Leadership and vision.

It’s not the charisma of the leader that matters; but the vision of the leader. Whatever your assignment may be in your church, no matter what your ministry concentration may be, your number one responsibility of leadership in that area is to continually clarify and communicate the vision of that particular ministry. You must constantly answer the question: Why are we here? If you don’t know the answer, you can’t lead. As a pastor, it's your job to keep the members on track with the original New Testament purpose of the church.

Leader or manager.

Vision is the main difference between leadership and management.
Management consists primarily of three things:
1. Analysis.
2. Problem solving and.
3. Planning.
If you go to any management course they’ll be composed of those three things. But leadership consists of vision and values and the communication of those things. If you don’t clarify the purposes as the leader, who’s going to?

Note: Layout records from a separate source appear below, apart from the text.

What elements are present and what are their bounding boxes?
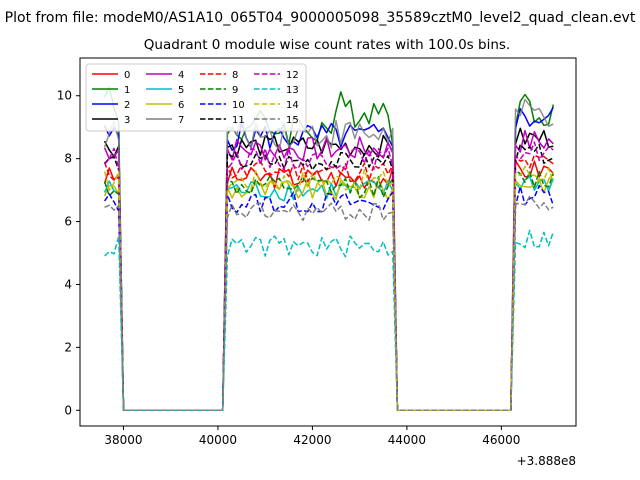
figure-suptitle: Plot from file: modeM0/AS1A10_065T04_900…: [5, 10, 636, 26]
chart-title: Quadrant 0 module wise count rates with …: [144, 37, 510, 53]
legend-label-6: 6: [178, 100, 184, 111]
x-axis-offset-label: +3.888e8: [517, 454, 576, 468]
legend-label-10: 10: [232, 100, 245, 111]
x-tick-label: 44000: [388, 433, 426, 447]
legend-label-11: 11: [232, 115, 245, 126]
x-tick-label: 42000: [293, 433, 331, 447]
x-axis-ticks: 38000 40000 42000 44000 46000: [104, 426, 520, 447]
y-tick-label: 0: [64, 403, 72, 417]
series-line-15: [104, 195, 554, 412]
legend-label-3: 3: [124, 115, 130, 126]
y-tick-label: 8: [64, 152, 72, 166]
legend-label-0: 0: [124, 70, 130, 81]
legend-label-7: 7: [178, 115, 184, 126]
legend-label-12: 12: [286, 70, 299, 81]
legend-label-8: 8: [232, 70, 238, 81]
legend-label-1: 1: [124, 85, 130, 96]
legend-label-9: 9: [232, 85, 238, 96]
x-tick-label: 38000: [104, 433, 142, 447]
y-tick-label: 10: [57, 89, 72, 103]
y-tick-label: 2: [64, 340, 72, 354]
legend-label-4: 4: [178, 70, 184, 81]
legend-box: [85, 63, 307, 132]
x-tick-label: 46000: [482, 433, 520, 447]
x-tick-label: 40000: [199, 433, 237, 447]
y-tick-label: 4: [64, 277, 72, 291]
legend-label-13: 13: [286, 85, 299, 96]
plot-frame: [79, 57, 577, 427]
y-axis-ticks: 0 2 4 6 8 10: [57, 89, 80, 417]
y-tick-label: 6: [64, 215, 72, 229]
legend-label-14: 14: [286, 100, 299, 111]
series-lines: [103, 86, 555, 412]
legend-label-15: 15: [286, 115, 299, 126]
legend-label-5: 5: [178, 85, 184, 96]
legend-label-2: 2: [124, 100, 130, 111]
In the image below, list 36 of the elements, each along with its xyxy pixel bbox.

Most churches are over-managed and under-led. Your church needs to be managed, but it also needs to be led. You have to have both. When you only have management in the church, you get the problem of paralysis of analysis. It’s like “Ready… Aim … Aim … Aim …” And they never fire. Management without leadership results in constantly analyzing and looking, but never actually doing anything. Don’t get me wrong. You need managers within the church as well. Without them you end up with a church that says, “Ready…. Fire!” without ever taking the time to aim. You need both.

The power of vision.

Some people have dreams, but not vision. There is a difference. A vision is a pragmatic dream. Lots of people have great dreams. They have grand ideas of all they would like to accomplish, but they can never get their dreams in a concrete form where they can do something about it. A vision is a dream that can be implemented. It’s specific. Nothing becomes dynamic until it becomes specific.